Auxiliary cohorts were either 480 strong (quingenaria, ‘five hundred strong’) or, from around AD 70, 800 strong (milliaria, ‘one-thousand strong’). Known as cohortes peditata, these infantry units had six centuries with eighty soldiers to each if they were quingenaria, or if milliaria had ten centuries of eighty soldiers each. As in the legions, a centurion and an optio commanded a century, which was likewise divided in to ten contubernia.

Now to turn to matters concerning mounted auxilia. Cavalry units known as alae (‘wings’, it originally denoted the Latin-Italian allies, the socii, posted on the flanks of a consular army of the Republic) are thought to have consisted of sixteen turmae, each with thirty troopers commanded by a decurio and his second-in-command the duplicarius, if they were quingenaria (512 total), or if milliaria twenty-four turmae (768 total). The later units were rare; Britannia, to cite a single example, had only one in its garrison. Drawn from peoples nurtured in the saddle – Gauls, Germans, Iberians and Thracians were preferred – every horseman of the alae was well mounted, knew how to ride, and was strong enough and skilful enough to make lethal use of his long straight sword, the spatha. The alae provided a fighting arm in which the Romans were not so adept.

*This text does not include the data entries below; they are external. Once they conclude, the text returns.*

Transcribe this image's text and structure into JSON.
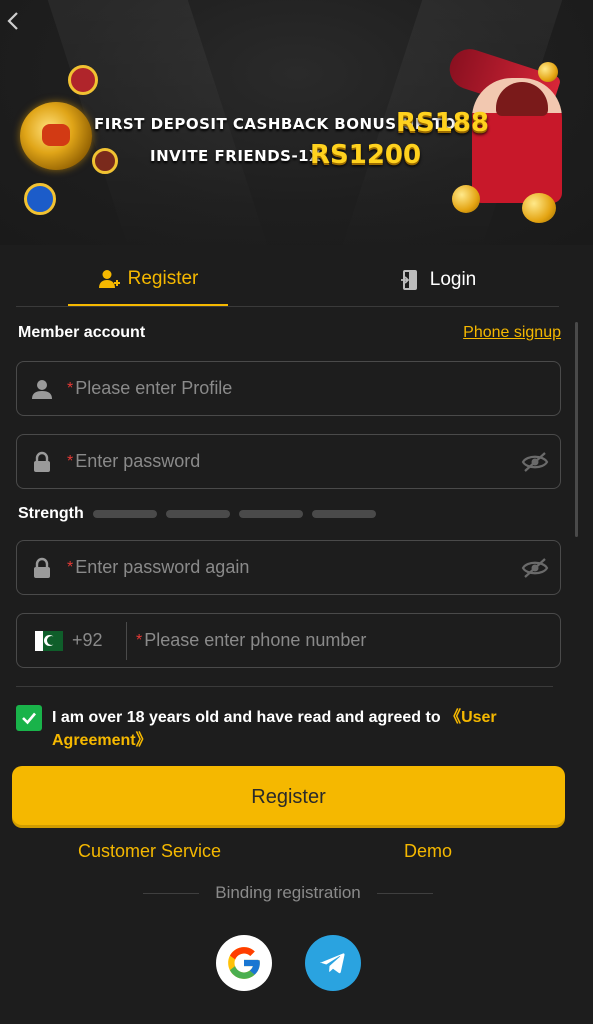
{
  "banner": {
    "line1": "FIRST DEPOSIT CASHBACK BONUS UP TO",
    "amount1": "RS188",
    "line2": "INVITE FRIENDS-1X",
    "amount2": "RS1200"
  },
  "tabs": [
    {
      "label": "Register",
      "active": true,
      "icon": "user-add-icon"
    },
    {
      "label": "Login",
      "active": false,
      "icon": "login-door-icon"
    }
  ],
  "form": {
    "member_label": "Member account",
    "phone_signup": "Phone signup",
    "required_mark": "*",
    "profile_placeholder": "Please enter Profile",
    "password_placeholder": "Enter password",
    "strength_label": "Strength",
    "password_again_placeholder": "Enter password again",
    "country_code": "+92",
    "phone_placeholder": "Please enter phone number",
    "agree_text": "I am over 18 years old and have read and agreed to",
    "agreement_link": "《User Agreement》",
    "agreed": true,
    "register_button": "Register"
  },
  "footer": {
    "customer_service": "Customer Service",
    "demo": "Demo",
    "binding": "Binding registration",
    "social": [
      "google-icon",
      "telegram-icon"
    ]
  },
  "colors": {
    "accent": "#f5b800",
    "background": "#1d1d1d",
    "checkbox": "#19b34a",
    "telegram": "#2aa3e0"
  }
}
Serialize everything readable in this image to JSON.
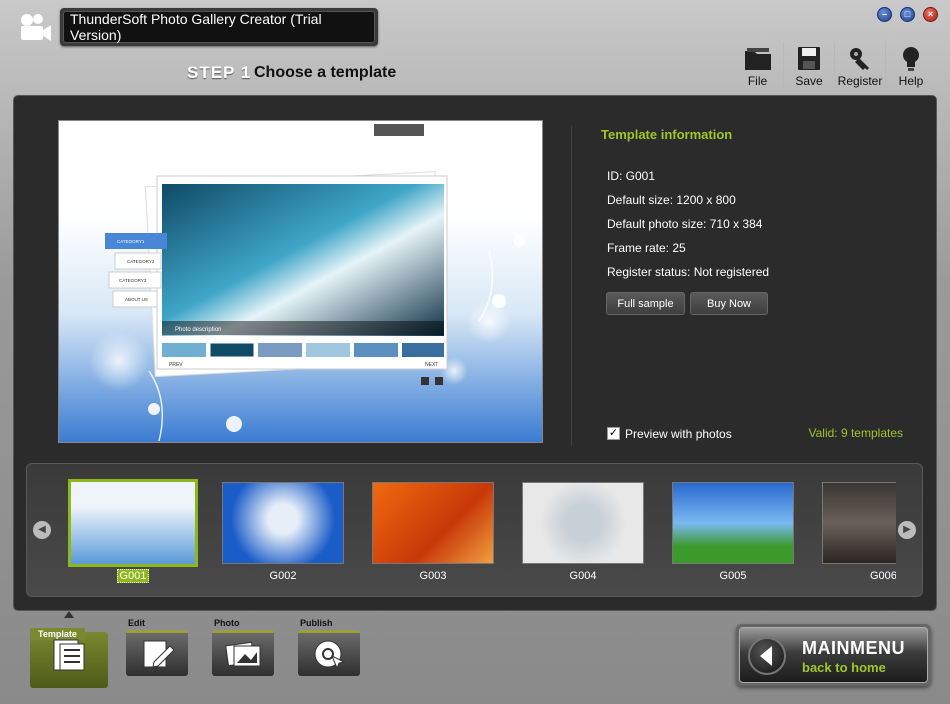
{
  "window": {
    "title": "ThunderSoft Photo Gallery Creator (Trial Version)",
    "buttons": [
      "minimize",
      "maximize",
      "close"
    ]
  },
  "step": {
    "number": "STEP 1",
    "text": "Choose a template"
  },
  "toolbar": {
    "file": "File",
    "save": "Save",
    "register": "Register",
    "help": "Help"
  },
  "preview": {
    "caption": "Photo description",
    "prev": "PREV",
    "next": "NEXT",
    "menu": [
      "CATEGORY1",
      "CATEGORY2",
      "CATEGORY3",
      "ABOUT US"
    ]
  },
  "info": {
    "title": "Template information",
    "id": "ID: G001",
    "default_size": "Default size: 1200 x 800",
    "photo_size": "Default photo size: 710 x 384",
    "frame_rate": "Frame rate: 25",
    "register_status": "Register status: Not registered",
    "full_sample": "Full sample",
    "buy_now": "Buy Now",
    "preview_with_photos": "Preview with photos",
    "preview_checked": true,
    "valid": "Valid: 9 templates"
  },
  "templates": [
    {
      "id": "G001",
      "selected": true
    },
    {
      "id": "G002",
      "selected": false
    },
    {
      "id": "G003",
      "selected": false
    },
    {
      "id": "G004",
      "selected": false
    },
    {
      "id": "G005",
      "selected": false
    },
    {
      "id": "G006",
      "selected": false
    }
  ],
  "tabs": {
    "template": "Template",
    "edit": "Edit",
    "photo": "Photo",
    "publish": "Publish"
  },
  "main_menu": {
    "title": "MAINMENU",
    "subtitle": "back to home"
  },
  "colors": {
    "accent": "#9fc62a",
    "panel": "#2b2b2b",
    "selected_border": "#8db81a"
  }
}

Additionally there were mixed foot/horse units, the cohortes equitatae. Their organization is less clear, but usually assumed, following Hyginus, to have six centuries of eighty men and four turmae of thirty troopers if cohors equitata quingenaria (608 total), or ten centuries of eighty men and eight turmae of thirty troopers if cohors equitata milliaria (1,056 total). An inscription, dated to the reign of Tiberius, mentions a praefectus cohortis Ubiorum peditum et equitum, ‘prefect of a cohort of Ubii, foot and horse’, which is probably the earliest example of this type of unit. It may be worth noting here that this Tiberian unit was recruited from the Ubii, a Germanic tribe distinguished for its loyalty to Rome. In Gaul Caesar had employed Germanic horse warriors who could fight in conjunction with foot warriors, operating in pairs.

Organized, disciplined and well trained, the pride of the Roman cavalry were obviously the horsemen of the alae, but more numerous were the horsemen of the cohortes equitatae. Having served for some time as infantrymen before being upgraded and trained as cavalrymen, these troopers were not as highly paid, or as well mounted as their brothers of the alae, but they performed much of the day-today patrolling, policing and escort duties.

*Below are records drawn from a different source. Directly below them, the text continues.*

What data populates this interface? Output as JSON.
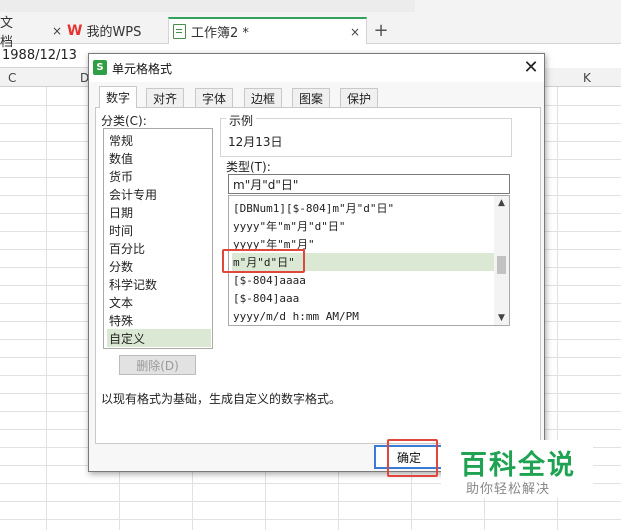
{
  "tabs": [
    {
      "label": "文档"
    },
    {
      "label": "我的WPS"
    },
    {
      "label": "工作簿2 *"
    }
  ],
  "tab_close_glyph": "×",
  "add_tab_glyph": "+",
  "formula_bar": {
    "cell_value": "1988/12/13"
  },
  "columns": [
    {
      "label": "C"
    },
    {
      "label": "D"
    },
    {
      "label": "K"
    }
  ],
  "dialog": {
    "app_icon": "S",
    "title": "单元格格式",
    "close_glyph": "✕",
    "tabs": [
      {
        "label": "数字",
        "active": true
      },
      {
        "label": "对齐"
      },
      {
        "label": "字体"
      },
      {
        "label": "边框"
      },
      {
        "label": "图案"
      },
      {
        "label": "保护"
      }
    ],
    "category_label": "分类(C):",
    "categories": [
      {
        "label": "常规"
      },
      {
        "label": "数值"
      },
      {
        "label": "货币"
      },
      {
        "label": "会计专用"
      },
      {
        "label": "日期"
      },
      {
        "label": "时间"
      },
      {
        "label": "百分比"
      },
      {
        "label": "分数"
      },
      {
        "label": "科学记数"
      },
      {
        "label": "文本"
      },
      {
        "label": "特殊"
      },
      {
        "label": "自定义",
        "selected": true
      }
    ],
    "delete_button": "删除(D)",
    "sample_label": "示例",
    "sample_value": "12月13日",
    "type_label": "类型(T):",
    "type_input_value": "m\"月\"d\"日\"",
    "type_list": [
      {
        "label": "[DBNum1][$-804]m\"月\"d\"日\""
      },
      {
        "label": "yyyy\"年\"m\"月\"d\"日\""
      },
      {
        "label": "yyyy\"年\"m\"月\""
      },
      {
        "label": "m\"月\"d\"日\"",
        "selected": true
      },
      {
        "label": "[$-804]aaaa"
      },
      {
        "label": "[$-804]aaa"
      },
      {
        "label": "yyyy/m/d h:mm AM/PM"
      }
    ],
    "scroll_up": "▲",
    "scroll_down": "▼",
    "hint": "以现有格式为基础，生成自定义的数字格式。",
    "ok_button": "确定"
  },
  "watermark": {
    "title": "百科全说",
    "subtitle": "助你轻松解决"
  },
  "colors": {
    "accent_green": "#31a35a",
    "selection": "#dbe9d4",
    "highlight_red": "#e0463b",
    "button_blue": "#3a7bd5"
  }
}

In addition, as in earlier times, there were specialists fulfilling roles in which Roman citizens, better utilized as legionaries, were traditionally unskilled. The best-known of these specialists were archers from Syria and slingers from the Baleares, weapon preferences that were solidly rooted in cultural, social and economic differences.

Among the Romans the bow seems never to have been held in much favour, though after the time of Marius it was introduced by Cretans serving Rome. During our period, however, archers were being recruited from amongst experienced people of the eastern provinces. Like slingers, it is possible they were equipped as regular auxiliaries rather than their exotic appearance on Trajan’s Column would indicate (e.g. scene lxx depicts them with high cheekbones and aquiline noses, wearing voluminous flowing skirts that swing round their ankles). Certainly first-century tombstones show archers in the usual off-duty uniform of tunic with sword and dagger belts, cinguli, crossed ‘cowboy’ fashion.

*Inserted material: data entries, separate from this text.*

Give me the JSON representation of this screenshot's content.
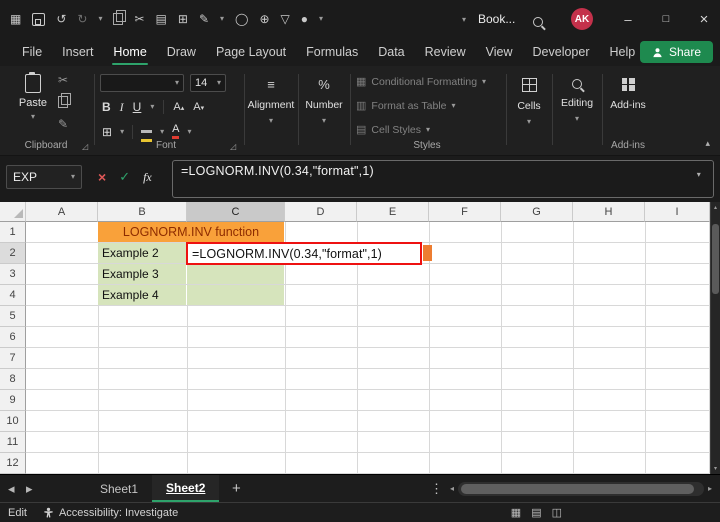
{
  "window": {
    "doc_title": "Book...",
    "avatar_initials": "AK",
    "controls": {
      "minimize": "–",
      "maximize": "□",
      "close": "×"
    }
  },
  "title_bar": {
    "quick_access": [
      {
        "name": "app-launcher",
        "glyph": "▦"
      },
      {
        "name": "save"
      },
      {
        "name": "undo",
        "glyph": "↺"
      },
      {
        "name": "redo",
        "glyph": "↻"
      },
      {
        "name": "quick-access-chevron",
        "glyph": "▾"
      },
      {
        "name": "copy"
      },
      {
        "name": "cut",
        "glyph": "✂"
      },
      {
        "name": "picture",
        "glyph": "▤"
      },
      {
        "name": "table",
        "glyph": "⊞"
      },
      {
        "name": "draw",
        "glyph": "✎"
      },
      {
        "name": "draw-chevron",
        "glyph": "▾"
      },
      {
        "name": "shape",
        "glyph": "◯"
      },
      {
        "name": "zoom",
        "glyph": "⊕"
      },
      {
        "name": "filter",
        "glyph": "▽"
      },
      {
        "name": "record",
        "glyph": "●"
      },
      {
        "name": "record-chevron",
        "glyph": "▾"
      }
    ],
    "search_icon": "search"
  },
  "menu": {
    "items": [
      "File",
      "Insert",
      "Home",
      "Draw",
      "Page Layout",
      "Formulas",
      "Data",
      "Review",
      "View",
      "Developer",
      "Help"
    ],
    "active_item": "Home",
    "share": "Share"
  },
  "ribbon": {
    "paste_label": "Paste",
    "font_name": "",
    "font_size": "14",
    "bold_label": "B",
    "italic_label": "I",
    "underline_label": "U",
    "styles_items": [
      "Conditional Formatting",
      "Format as Table",
      "Cell Styles"
    ],
    "collapsed_groups": [
      "Alignment",
      "Number",
      "Cells",
      "Editing"
    ],
    "addins_label": "Add-ins",
    "group_labels": {
      "clipboard": "Clipboard",
      "font": "Font",
      "styles": "Styles",
      "addins": "Add-ins"
    }
  },
  "formula_bar": {
    "name_box_value": "EXP",
    "cancel_glyph": "×",
    "enter_glyph": "✓",
    "fx_label": "fx",
    "formula": "=LOGNORM.INV(0.34,\"format\",1)"
  },
  "grid": {
    "columns": [
      "A",
      "B",
      "C",
      "D",
      "E",
      "F",
      "G",
      "H",
      "I"
    ],
    "rows": [
      "1",
      "2",
      "3",
      "4",
      "5",
      "6",
      "7",
      "8",
      "9",
      "10",
      "11",
      "12"
    ],
    "cells": {
      "header": "LOGNORM.INV function",
      "example2": "Example 2",
      "example3": "Example 3",
      "example4": "Example 4",
      "c2_formula": "=LOGNORM.INV(0.34,\"format\",1)"
    }
  },
  "sheet_bar": {
    "prev_glyph": "◂",
    "next_glyph": "▸",
    "tabs": [
      "Sheet1",
      "Sheet2"
    ],
    "active_tab": "Sheet2",
    "add_label": "+",
    "menu_glyph": "⋮"
  },
  "status_bar": {
    "mode_label": "Edit",
    "accessibility_label": "Accessibility: Investigate",
    "view_icons": [
      {
        "name": "normal-view",
        "glyph": "▦"
      },
      {
        "name": "page-layout-view",
        "glyph": "▤"
      },
      {
        "name": "page-break-view",
        "glyph": "◫"
      }
    ]
  },
  "colors": {
    "excel_green": "#1e8a4f",
    "tab_underline": "#2ea36b",
    "title_fill": "#f9a13a",
    "title_text": "#8e2c00",
    "range_fill": "#d6e4bc",
    "edit_border": "#ee1111",
    "fill_handle": "#ed7d31",
    "avatar_bg": "#c4314b"
  }
}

Also likely is the possibility that individual soldiers within any given unit acquired the necessary ability to use bows, rather than simply relying on specialist units. In his military treatise, among other matters, Vegetius includes a recommendation that at least a quarter of all recruits should be trained as bowmen. Yet, despite his sound advice here, Vegetius says it is the self-bow that will be used in training soldiers in the art of archery. It is assumed, therefore, that the standard of archery was obviously not expected to be the same as that provided by specialists units such as cohors I Hamiorum Sagittariorum, who were trained and experienced in precisely the sort of warfare in which the Principate army was decidedly deficient.